MAGAzines. Certainly worth a chuckle.
The NRA Convention had plenty of gear that would cause those with Trump Derangement Syndrome to melt down at every turn.
Obviously, the AR-15 reigns as America’s favorite rifle and booth after booth there sold either ARs, accessories for ARs or parts for ARs. Many of said booths were staffed by men with beards. Beards are very popular with the tactical crowd.
Towards the end of my Saturday pre-show sprint, I ran into a guy casually-dressed guy, sloppily concealing his gun and spare magazines and wearing one of those Secret Service-style earpieces. Initially I didn’t think too much about him until I saw another guy in a suit, with an ill-fitting jacket thanks to all the stuff on his waist and a matching radio earpiece. Somehow I knew his pocket dump would dwarf mine.
“Hmm, someone important is here,” I thought to myself. So I followed them and not twenty yards later, I ran into this guy and introduced myself just as they were about to start the National Anthem.
A half-hour later, I ran into them again before it got too crowded.
In talking with a couple of police officers in the press room as I waited to start the day, I found out Donald Jr. spent a day or two hunting near Crawfordsville, Indiana earlier in the week. The cops mused back and forth on the surprisingly small Secret Service protective detail traveling with him.
I chuckled and said Junior probably carries and, not only that, he probably shoots pretty well himself. In the interests of security I’ll leave the rest of the details out as well, even though all of the above have probably been publicly discussed before.
Meanwhile, among the exhibitors, just about everyone you can think of in the gun world had a booth. Of course, all the big companies like GLOCK, SIG, Beretta and others had massive, elaborate set-ups with scores of guns for people to handle along with neat displays.
Sadly, sloppy muzzle control seemed the norm for most and more than once I smiled and nodded a thank you to people who consciously avoided muzzling me.
Along with all the big companies, hundreds of smaller vendors showed off their products, too, hoping to get noticed to become the next Smith & Wesson or Springfield Armory. A handful of booth babes drew small lines for signed promo pictures and/or posters. I had a lot more respect for companies that had war heroes signing photos.
The biggest lines I saw, though, waited to see Chuck Norris at the GLOCK booth. Like the late great Gunny, Norris seemed to genuinely enjoy spending time with his fans.
Frankly, I was kind of surprised by Norris. I expected a larger-than-life guy. Instead, I saw a guy that was probably about 5′ 8″ and weighed about 160 pounds or so. He looks to be in pretty good shape for a 79-year-old guy.
Norris, even with his reputation as a seriously tough guy had armed protection, which surprised me. “Chuck Norris needs bodyguards?” I thought to myself. My wife said much the same when I mentioned it to her. Not just one or two, either. It looked to me that Norris had more “executive protection specialists” than the President’s son. And Norris’ guards looked a lot less friendly, I might add.

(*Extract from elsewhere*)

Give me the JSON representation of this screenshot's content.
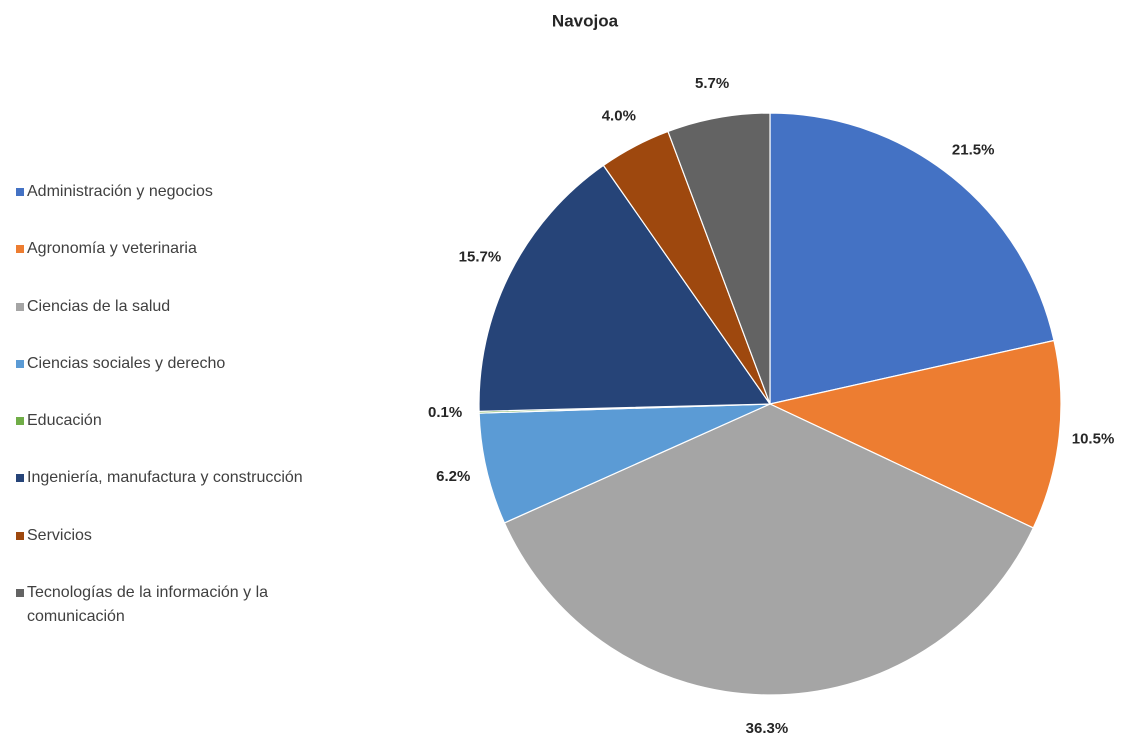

I took advantage of some of the breakout sessions to learn some valuable information from some of the best trainers in America. When you go to the NRA convention, make sure you save some time for the training sessions. It gives you a chance to sit and rest your tired legs from all the walking while learning from some great instructors.
And then there’s all the people. I ran into one of my groomsmen (both times) as he walked out of a bathroom. I bumped into my best man (both times) and plenty of other good friends as well. People from all across Illinois and beyond.
That’s the great thing about the NRA Convention…you’re bound to run into someone – or a lot of someones – you know there.
Next year, the NRA’s Annual Meetings will take place in Nashville again. If you live anywhere in the Midwest, I encourage you to make plans to attend. Not only is Nashville a great (and very gun-friendly) venue, but the Country Music Hall of Fame is right across the street and the main touristy parts of Nashville are only a block or three away. It makes for a great place to enjoy the local scenery for lunch and then go back to browsing guns and gear.